Overview of Walmart's History and Mission Statement

Walmart Wants to Save You Money

Walmart shopping cart
Joe Raedle/Staff/Getty Images

Sam Walton opened Walton's 5&10 in Bentonville, Arkansas on May 9, 1950. The first store to officially bear the Walmart name opened in Rogers, Arkansas in 1962. It was financed 95 percent by Sam Walton himself. He was 44 years old at the time. 

Walmart's History 

Walton was known as "Mr. Sam" throughout his tenure at the helm of his empire. His mission statement for the first Walmart in Rogers was "The lowest prices anytime, anywhere." The concept worked because Walton and his family were the proud owners of 24 stores within just the next five years, achieving $12.7 million in sales.

Two years later, the company incorporated as "Wal-Mart Stores, Inc." 

But Walton wasn't done yet. He wanted his stores in the national spotlight. Walmart went public in 1970 with shares offered at $16.50. By 1972, Wal-Mart Stores, Inc. had 51 stores and sales of $78 million. This increased to 276 stores and $1 billion in annual sales by the 1980s. Walmart opened the first Sam's Club in Oklahoma in 1983, and the first Walmart Supercenter opened in Missouri five years later. It was the #1 retailer in the country by 1990. 

Sam Walton died in 1992 at the age of 74. Walmart's headquarters are still located in Bentonville, Arkansas where he started it all.

The Mission Statement and Purpose of Wal-Mart (WMT)

Wal-Mart's currently advertised mission statement and its advertising slogan are the same: "We save people money so they can live better." 

In addition to this mission statement, the company looks to its founder for the company's "purpose." When he received the Presidential Medal of Freedom from President George H.W.

Bush in 1992 shortly before his death, Sam Walton said upon accepting the award:

“If we work together, we’ll lower the cost of living for everyone…we’ll give the world an opportunity to see what it’s like to save and have a better life.”

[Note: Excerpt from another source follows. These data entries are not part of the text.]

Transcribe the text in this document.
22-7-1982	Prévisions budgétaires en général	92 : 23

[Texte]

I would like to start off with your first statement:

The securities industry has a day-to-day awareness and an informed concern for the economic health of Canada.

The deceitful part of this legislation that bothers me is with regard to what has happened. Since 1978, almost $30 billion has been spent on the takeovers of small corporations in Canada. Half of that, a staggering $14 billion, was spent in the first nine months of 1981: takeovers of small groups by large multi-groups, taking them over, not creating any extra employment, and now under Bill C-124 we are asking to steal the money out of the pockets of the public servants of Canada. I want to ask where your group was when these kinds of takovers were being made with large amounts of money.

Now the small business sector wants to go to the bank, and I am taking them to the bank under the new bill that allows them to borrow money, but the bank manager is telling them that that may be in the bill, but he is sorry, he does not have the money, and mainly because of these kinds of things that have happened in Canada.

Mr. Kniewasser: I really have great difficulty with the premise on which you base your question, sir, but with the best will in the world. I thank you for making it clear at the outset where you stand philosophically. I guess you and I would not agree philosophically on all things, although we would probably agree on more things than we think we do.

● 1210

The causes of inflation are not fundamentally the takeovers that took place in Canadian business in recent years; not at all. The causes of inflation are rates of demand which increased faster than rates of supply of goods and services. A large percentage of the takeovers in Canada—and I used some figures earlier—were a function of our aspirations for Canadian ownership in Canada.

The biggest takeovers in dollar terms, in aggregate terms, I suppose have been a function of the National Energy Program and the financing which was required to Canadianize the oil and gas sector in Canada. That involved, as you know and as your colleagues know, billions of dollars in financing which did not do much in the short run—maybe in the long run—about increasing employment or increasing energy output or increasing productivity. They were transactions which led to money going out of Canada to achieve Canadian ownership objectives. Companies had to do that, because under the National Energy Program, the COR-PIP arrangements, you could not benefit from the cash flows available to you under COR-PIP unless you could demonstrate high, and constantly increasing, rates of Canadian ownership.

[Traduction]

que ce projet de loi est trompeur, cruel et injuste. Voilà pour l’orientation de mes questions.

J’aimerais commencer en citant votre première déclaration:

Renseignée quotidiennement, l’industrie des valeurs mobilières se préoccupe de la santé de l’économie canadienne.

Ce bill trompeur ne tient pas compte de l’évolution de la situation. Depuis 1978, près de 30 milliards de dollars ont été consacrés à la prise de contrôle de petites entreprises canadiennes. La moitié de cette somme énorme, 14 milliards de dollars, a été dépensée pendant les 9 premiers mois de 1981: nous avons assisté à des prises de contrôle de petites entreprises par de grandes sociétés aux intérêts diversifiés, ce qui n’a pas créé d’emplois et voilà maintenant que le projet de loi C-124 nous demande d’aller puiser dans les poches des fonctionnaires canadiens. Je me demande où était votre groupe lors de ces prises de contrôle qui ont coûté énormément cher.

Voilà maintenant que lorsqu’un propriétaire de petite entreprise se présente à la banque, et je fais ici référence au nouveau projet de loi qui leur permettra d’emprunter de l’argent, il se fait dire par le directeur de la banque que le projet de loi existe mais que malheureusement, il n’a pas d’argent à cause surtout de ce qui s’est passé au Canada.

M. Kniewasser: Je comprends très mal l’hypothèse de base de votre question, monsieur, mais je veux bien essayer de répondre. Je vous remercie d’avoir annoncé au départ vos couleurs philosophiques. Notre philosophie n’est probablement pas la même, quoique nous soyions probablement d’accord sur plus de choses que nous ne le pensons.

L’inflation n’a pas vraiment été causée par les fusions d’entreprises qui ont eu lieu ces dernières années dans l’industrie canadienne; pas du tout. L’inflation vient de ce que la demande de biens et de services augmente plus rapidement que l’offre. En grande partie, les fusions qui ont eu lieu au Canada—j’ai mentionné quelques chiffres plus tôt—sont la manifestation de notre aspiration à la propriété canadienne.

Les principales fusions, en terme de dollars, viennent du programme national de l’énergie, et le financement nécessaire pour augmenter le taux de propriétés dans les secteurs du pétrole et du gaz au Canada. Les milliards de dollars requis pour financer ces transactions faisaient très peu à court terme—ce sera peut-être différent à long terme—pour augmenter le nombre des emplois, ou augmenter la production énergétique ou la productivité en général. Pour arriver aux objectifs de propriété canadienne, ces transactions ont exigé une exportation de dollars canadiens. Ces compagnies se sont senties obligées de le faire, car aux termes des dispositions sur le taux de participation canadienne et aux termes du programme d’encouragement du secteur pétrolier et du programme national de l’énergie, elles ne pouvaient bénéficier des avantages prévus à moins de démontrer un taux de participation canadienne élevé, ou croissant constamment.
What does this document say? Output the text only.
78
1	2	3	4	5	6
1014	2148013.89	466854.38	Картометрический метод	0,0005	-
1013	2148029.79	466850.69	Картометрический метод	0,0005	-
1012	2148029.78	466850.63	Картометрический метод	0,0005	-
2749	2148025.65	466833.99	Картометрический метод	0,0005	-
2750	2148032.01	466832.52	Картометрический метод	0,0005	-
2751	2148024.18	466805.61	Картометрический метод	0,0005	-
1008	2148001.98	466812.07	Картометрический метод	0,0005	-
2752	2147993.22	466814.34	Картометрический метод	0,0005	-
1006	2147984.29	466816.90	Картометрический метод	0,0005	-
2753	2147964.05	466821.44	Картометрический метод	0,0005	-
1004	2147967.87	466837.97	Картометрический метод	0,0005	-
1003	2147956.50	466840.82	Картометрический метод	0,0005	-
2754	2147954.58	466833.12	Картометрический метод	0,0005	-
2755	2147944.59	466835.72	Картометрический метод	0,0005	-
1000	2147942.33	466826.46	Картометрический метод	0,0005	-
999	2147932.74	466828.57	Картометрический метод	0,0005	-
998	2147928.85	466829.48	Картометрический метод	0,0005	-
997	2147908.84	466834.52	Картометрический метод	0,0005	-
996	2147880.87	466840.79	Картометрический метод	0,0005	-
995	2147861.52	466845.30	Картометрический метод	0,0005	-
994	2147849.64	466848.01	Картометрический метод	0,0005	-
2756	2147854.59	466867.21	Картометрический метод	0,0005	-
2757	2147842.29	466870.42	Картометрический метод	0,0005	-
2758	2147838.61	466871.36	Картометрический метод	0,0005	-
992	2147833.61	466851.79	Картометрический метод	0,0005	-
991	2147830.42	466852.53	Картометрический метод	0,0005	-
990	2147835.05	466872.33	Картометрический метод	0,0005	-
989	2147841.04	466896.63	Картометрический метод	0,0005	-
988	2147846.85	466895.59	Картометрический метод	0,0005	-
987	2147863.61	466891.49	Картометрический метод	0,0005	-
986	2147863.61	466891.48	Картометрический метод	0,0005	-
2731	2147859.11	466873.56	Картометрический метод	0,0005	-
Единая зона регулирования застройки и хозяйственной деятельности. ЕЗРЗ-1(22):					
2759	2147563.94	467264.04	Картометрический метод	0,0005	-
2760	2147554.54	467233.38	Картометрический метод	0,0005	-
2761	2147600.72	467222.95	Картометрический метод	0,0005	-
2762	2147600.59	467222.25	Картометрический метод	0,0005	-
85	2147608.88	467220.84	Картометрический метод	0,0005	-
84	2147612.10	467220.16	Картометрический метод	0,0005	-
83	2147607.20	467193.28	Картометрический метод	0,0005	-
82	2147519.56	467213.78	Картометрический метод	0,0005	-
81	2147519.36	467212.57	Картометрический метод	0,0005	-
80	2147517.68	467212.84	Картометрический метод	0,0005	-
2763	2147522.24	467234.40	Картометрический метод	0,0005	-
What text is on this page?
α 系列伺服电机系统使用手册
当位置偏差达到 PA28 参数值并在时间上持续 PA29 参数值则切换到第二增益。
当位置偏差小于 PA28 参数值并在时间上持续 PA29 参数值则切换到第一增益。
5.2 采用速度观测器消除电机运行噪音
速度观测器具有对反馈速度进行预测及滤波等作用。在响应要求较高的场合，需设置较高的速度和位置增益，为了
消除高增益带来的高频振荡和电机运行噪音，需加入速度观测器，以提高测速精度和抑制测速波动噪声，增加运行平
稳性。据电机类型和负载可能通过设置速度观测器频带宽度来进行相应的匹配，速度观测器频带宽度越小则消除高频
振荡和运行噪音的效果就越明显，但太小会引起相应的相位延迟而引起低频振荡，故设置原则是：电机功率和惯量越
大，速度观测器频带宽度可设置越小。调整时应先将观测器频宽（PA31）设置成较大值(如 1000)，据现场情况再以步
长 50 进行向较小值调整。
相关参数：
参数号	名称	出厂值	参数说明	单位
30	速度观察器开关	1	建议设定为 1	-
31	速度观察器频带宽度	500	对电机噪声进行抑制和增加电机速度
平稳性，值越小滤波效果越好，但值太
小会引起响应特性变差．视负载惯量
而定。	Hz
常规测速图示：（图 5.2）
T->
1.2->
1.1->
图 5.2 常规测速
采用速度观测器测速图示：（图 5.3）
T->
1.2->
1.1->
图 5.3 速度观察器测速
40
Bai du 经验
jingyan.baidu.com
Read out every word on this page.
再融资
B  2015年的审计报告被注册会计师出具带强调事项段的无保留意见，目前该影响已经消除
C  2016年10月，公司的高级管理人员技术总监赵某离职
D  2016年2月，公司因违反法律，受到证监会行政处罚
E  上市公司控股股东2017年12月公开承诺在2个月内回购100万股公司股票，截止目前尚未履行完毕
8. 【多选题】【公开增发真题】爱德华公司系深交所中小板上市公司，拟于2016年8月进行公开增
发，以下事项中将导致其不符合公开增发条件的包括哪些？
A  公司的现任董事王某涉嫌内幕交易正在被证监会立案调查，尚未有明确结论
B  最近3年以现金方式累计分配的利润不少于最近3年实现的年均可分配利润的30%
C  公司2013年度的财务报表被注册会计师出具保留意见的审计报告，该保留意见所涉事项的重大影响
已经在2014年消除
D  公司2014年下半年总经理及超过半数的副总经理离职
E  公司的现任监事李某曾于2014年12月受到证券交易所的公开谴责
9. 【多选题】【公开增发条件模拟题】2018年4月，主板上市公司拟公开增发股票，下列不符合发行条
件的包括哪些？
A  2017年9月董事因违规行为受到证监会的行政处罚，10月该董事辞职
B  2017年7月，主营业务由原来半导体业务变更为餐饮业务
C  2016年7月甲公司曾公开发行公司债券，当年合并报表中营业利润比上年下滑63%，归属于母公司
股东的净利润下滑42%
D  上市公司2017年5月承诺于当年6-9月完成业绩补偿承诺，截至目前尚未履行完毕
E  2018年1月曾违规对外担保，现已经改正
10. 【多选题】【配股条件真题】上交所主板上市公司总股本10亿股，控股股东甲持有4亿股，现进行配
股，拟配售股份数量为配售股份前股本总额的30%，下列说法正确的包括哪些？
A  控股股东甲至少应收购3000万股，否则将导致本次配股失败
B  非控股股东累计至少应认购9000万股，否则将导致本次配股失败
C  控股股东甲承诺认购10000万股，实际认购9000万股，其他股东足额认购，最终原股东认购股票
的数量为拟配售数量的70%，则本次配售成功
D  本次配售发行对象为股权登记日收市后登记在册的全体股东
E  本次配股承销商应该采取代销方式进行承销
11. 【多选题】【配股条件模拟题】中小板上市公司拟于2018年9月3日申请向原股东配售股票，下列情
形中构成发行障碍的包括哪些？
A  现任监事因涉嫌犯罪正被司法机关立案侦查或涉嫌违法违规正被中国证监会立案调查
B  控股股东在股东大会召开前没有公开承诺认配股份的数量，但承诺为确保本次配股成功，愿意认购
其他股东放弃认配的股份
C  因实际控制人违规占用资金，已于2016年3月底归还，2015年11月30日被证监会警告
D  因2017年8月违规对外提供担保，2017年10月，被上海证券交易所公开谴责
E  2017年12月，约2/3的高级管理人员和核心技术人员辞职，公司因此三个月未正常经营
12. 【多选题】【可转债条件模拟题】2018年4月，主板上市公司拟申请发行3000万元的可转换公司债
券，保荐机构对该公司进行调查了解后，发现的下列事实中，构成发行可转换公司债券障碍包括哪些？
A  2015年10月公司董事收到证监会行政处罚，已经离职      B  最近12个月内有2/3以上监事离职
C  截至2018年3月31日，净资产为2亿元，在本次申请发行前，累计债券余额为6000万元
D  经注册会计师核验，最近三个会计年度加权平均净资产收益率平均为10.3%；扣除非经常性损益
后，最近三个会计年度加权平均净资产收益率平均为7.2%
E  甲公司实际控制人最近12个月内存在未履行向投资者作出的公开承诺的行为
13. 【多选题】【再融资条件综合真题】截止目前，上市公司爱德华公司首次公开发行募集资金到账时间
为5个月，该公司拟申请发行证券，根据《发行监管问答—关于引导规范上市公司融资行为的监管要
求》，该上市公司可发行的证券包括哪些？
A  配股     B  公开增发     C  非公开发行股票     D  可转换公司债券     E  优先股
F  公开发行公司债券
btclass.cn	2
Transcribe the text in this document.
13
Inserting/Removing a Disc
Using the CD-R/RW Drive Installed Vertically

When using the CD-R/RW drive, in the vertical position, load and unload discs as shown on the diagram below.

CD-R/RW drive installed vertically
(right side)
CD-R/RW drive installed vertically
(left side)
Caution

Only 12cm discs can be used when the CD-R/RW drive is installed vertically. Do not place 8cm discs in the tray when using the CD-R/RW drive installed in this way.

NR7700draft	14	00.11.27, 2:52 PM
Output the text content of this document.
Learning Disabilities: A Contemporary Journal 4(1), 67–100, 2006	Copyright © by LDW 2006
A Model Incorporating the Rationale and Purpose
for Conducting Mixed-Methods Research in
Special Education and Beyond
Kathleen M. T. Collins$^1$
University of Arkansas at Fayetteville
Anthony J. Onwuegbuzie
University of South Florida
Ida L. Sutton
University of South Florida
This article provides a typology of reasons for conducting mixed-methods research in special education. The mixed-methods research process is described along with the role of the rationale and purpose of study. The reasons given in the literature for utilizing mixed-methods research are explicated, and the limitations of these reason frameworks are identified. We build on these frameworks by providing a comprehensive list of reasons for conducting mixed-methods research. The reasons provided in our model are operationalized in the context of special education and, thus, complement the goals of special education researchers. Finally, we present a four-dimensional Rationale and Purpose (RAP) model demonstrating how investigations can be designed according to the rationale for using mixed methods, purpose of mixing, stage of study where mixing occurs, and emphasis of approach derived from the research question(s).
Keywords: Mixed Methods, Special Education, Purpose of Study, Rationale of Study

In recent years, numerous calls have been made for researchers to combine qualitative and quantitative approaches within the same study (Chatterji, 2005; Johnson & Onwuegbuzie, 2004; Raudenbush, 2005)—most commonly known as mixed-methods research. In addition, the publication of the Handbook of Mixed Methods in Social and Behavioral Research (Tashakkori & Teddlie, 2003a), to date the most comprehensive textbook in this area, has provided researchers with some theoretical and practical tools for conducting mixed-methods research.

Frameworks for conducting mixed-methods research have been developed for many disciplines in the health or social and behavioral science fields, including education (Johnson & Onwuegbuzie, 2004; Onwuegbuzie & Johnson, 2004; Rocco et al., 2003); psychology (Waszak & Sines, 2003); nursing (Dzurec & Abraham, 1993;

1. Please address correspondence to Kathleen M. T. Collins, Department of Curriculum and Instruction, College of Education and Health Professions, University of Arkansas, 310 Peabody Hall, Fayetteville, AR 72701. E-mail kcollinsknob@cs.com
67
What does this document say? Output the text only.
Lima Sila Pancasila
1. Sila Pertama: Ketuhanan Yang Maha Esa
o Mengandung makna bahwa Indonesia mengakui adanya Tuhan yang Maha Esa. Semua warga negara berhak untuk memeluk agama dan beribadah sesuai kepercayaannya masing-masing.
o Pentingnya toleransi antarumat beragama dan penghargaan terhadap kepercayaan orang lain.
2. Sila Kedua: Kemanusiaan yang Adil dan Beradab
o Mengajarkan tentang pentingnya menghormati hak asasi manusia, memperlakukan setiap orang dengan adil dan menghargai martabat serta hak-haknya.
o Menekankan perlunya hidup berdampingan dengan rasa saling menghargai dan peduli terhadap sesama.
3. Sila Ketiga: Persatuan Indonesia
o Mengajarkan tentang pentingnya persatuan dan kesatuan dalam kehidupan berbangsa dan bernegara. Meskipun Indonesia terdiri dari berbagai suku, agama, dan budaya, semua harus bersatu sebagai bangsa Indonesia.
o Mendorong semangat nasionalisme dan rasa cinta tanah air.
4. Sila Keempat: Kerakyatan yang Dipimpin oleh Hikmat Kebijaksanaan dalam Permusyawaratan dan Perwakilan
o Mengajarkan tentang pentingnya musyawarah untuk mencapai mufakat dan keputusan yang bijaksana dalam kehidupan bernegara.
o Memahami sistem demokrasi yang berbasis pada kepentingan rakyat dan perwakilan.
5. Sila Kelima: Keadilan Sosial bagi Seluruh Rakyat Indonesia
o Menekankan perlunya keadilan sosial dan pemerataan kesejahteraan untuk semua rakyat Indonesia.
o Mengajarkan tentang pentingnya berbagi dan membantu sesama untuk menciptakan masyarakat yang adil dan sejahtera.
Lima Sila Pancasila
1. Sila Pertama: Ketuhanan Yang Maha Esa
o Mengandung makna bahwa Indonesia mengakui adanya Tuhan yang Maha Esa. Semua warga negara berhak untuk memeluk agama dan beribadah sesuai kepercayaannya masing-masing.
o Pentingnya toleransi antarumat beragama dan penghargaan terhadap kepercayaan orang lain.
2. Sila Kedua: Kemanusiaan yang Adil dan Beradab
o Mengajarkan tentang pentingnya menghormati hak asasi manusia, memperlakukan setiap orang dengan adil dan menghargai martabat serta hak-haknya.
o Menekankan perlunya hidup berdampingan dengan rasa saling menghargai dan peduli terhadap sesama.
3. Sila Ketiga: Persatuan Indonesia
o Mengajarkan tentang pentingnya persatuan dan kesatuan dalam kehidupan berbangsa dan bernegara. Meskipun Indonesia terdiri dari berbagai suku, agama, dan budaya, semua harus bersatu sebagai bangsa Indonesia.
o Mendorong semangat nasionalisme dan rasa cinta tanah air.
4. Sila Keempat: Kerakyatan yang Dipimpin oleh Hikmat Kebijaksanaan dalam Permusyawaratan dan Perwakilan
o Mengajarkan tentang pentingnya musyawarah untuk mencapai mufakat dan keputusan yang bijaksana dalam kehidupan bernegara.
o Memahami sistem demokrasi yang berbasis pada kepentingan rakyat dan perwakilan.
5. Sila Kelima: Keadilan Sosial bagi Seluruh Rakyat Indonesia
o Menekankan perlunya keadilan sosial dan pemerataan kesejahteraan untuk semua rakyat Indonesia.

Policies, Principles, and Rules

Walmart has developed some unique policies, principles, rules, processes and procedures over the years which form the store's corporate culture:

  • Open Door Policy: Managers' doors are open to employees at all levels
  • Sundown Rule: Answering employee, customer and supplier questions on the same day the questions are received
  • Grass Roots Process: Capturing suggestions and ideas from the sales floor and front lines
  • 3 Basic Beliefs and Values: Respect for the individual, service to our customers, and striving for excellence
  • The 10-Foot Rule: Making eye contact, greeting and offering help to customers who come within 10 feet
  • Servant Leadership: Leaders are in service to their team
  • The Wal-Mart Cheer: An actual structured chant that was created by founder Sam Walton to lift morale every morning. He got the idea after visiting a Korean manufacturing facility in 1975. 

Walmart pledged to sink $2.7 million into its workforce over a two-year period in 2015. The initiative included training programs for employees and a minimum wage hike to $9 an hour.